I have a portion of my site that has a lightweight xml/json REST API. Most of my site is behind forms auth but only some of my API actions require authentication.
I have a custom AuthorizeAttribute for my API that I use to check for certain permissions and when it fails it results in a 401. All is good, except since I’m using forms auth, Asp.net conveniently converts that into a 302 redirect to my login page.
I’ve seen some previous questions that seem a bit hackish to either return a 403 instead or to put some logic in the global.asax protected void Application_EndRequest()
that will essentially convert 302 to 401 where it meets whatever criteria.
What I’m doing now is sort of like one of the questions, but instead of checking the Application_EndRequest() for a 302 I make my authorize attribute return 666 which indicates to me that I need to set this to a 401.
Here is my code:
protected void Application_EndRequest()
{
if (Context.Response.StatusCode == MyAuthAttribute.AUTHORIZATION_FAILED_STATUS)
{
//check for 666 - status code of hidden 401
Context.Response.StatusCode = 401;
}
}
Even though this works, my question is there something in Asp.net MVC 2 that would prevent me from having to do this?
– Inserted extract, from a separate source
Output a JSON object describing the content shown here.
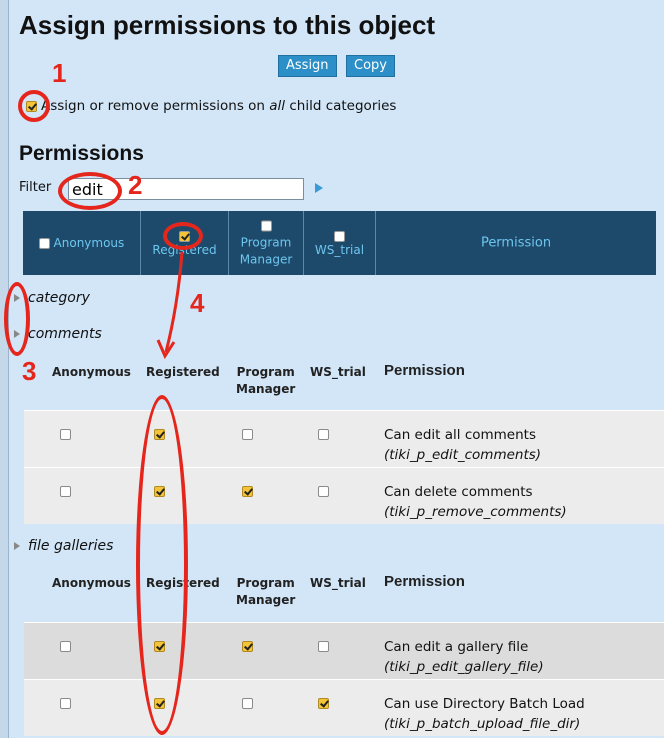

Or, in general is there a better way? I would think this would come up a lot for anyone doing REST api’s or just people that do ajax requests in their controllers. The last thing you want is to do a request and get the content of a login page instead of json.
I’m still using the end request technique, so I thought I would make that the answer, but really
either of the options listed here are generally what I would say are the best answers so far.